Эрика (слабо). Нет. Пожалуй, оставь меня здесь. Боюсь гардин в моей комнате. Раздвину, а вдруг там… висит – он или она. О, Герман, мне никогда не забыть это зрелище: искаженное, злое лицо с вывалившимся языком. Я помню, как Элизабет появилась у нас в Гульсбольценхайме – молоденькая, насмешливая, остроумная, чуть растерянная. Ей тогда не было и двадцати, ее можно было убаюкать любыми небылицами и сказками. Об изнасиловании она никогда ничего не рассказывала. (Вздрагивает.) Но вот о повешенных – отце, брате, о том, как торчали их языки, – иногда говорила.

Герман (тихо). Я наводил справки. Она ни в чем не солгала, все так и было, как она рассказывала, все верно, включая ее роман с советским лейтенантом. А рассказал мне об этом один русский, который в то время находился в Берлине.

Эрика. Боюсь, что Бингерле тоже обнаружат за гардиной. Я распоряжусь убрать гардины из всех комнат.

Герман. За Бингерле можешь не беспокоиться, по крайней мере в этом смысле.

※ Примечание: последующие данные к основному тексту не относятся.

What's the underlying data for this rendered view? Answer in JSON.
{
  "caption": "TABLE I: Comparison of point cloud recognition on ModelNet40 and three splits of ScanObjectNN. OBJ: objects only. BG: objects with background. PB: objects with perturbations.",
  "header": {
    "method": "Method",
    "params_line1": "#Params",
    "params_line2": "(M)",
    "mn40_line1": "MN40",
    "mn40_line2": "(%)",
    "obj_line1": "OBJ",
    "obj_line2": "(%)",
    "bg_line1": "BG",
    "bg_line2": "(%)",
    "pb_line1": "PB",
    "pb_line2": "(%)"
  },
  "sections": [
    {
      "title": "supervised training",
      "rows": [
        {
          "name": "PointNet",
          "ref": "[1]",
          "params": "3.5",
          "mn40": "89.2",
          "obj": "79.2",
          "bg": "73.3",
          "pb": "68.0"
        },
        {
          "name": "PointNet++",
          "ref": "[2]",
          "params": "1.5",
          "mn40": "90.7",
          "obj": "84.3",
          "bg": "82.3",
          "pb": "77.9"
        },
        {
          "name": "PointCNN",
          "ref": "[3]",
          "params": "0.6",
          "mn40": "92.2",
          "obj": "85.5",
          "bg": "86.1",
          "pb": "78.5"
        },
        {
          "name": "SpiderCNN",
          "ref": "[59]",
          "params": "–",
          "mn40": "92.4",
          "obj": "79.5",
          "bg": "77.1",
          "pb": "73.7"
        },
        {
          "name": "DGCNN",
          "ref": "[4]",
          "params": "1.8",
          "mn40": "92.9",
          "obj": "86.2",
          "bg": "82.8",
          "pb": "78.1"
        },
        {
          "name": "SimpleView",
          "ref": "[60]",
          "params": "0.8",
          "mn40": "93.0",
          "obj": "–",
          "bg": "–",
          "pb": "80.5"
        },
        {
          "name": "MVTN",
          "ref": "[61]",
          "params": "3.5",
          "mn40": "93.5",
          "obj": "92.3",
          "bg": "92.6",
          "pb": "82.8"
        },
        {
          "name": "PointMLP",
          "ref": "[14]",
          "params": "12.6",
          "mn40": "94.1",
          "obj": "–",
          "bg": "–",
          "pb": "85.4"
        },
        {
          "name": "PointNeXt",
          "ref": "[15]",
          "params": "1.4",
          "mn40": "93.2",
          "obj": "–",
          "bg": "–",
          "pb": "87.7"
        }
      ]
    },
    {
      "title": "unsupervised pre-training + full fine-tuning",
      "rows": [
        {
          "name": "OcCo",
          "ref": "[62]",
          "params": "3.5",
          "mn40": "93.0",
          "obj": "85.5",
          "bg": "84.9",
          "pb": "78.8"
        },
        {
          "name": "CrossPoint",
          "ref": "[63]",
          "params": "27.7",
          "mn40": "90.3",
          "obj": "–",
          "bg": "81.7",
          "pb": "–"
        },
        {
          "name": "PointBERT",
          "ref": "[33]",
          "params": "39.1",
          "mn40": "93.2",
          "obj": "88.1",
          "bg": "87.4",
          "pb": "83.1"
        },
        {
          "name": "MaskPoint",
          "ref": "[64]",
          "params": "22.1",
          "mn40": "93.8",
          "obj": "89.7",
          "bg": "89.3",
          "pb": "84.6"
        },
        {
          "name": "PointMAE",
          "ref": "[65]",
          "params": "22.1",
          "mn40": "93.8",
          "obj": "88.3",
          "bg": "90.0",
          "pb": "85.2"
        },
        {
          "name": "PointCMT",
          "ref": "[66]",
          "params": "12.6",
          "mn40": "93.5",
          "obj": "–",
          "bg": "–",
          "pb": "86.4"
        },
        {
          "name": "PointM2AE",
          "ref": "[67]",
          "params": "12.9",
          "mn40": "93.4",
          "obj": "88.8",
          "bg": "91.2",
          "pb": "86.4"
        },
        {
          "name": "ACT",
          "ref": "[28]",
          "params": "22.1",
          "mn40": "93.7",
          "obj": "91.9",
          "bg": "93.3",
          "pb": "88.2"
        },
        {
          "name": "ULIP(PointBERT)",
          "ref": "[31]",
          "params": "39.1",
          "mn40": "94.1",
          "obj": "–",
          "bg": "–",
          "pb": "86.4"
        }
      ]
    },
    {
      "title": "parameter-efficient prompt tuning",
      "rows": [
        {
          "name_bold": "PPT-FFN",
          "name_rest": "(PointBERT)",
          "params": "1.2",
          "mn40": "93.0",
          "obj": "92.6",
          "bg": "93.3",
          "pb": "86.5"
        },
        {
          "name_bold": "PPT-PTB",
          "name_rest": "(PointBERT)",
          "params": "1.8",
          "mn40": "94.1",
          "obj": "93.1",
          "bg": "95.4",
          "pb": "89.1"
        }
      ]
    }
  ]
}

Эрика. Швейцария невелика.

Герман. Он не в Швейцарии. (Очень тихо.) Он там, где его никто не ищет.

Эрика. Ты знаешь где?

Герман. Он струсит, ляжет в дрейф, а потом бросит якорь в какой-нибудь гавани и скроется с глаз. (Поворачивается к жене.) Он спятил, но ты невольно оказала Кундту большую услугу, позвонив Штюцлингу. Да, Бингерле спятил, потому что преимущество сейчас не у него, а у Кундта. По Бингерле откроют пальбу из всех калибров, прежде чем он совершит хотя бы один выстрел. Не забывай, что газеты и другие средства информации смотрят Кундту в рот; тут даже самые циничные журналисты заодно с ним. Ты не поверишь, как трепетно бьются патриотические сердца в их груди, они, эти сердечки, трепещут, как лепестки роз под средиземноморским ветром; Бингерле – обманщик, фальсификатор, предатель, так его и ославят еще до того, как он вынырнет. И никакие документы ему не помогут. Да и кто возьмется их проверять? Поверь мне (берет руку жены): лучше всего придерживаться версии, что ему были нужны лишь деньги; и он их получил, своим правдоискательством он лишь исказил правду, но, слава богу, он просто мошенник, а не герой и тем более не мученик. Что же касается той правды, которую он мог бы продать, то в нее никто не поверит, разбирайся в ней хоть трибуналы или комиссии по расследованию.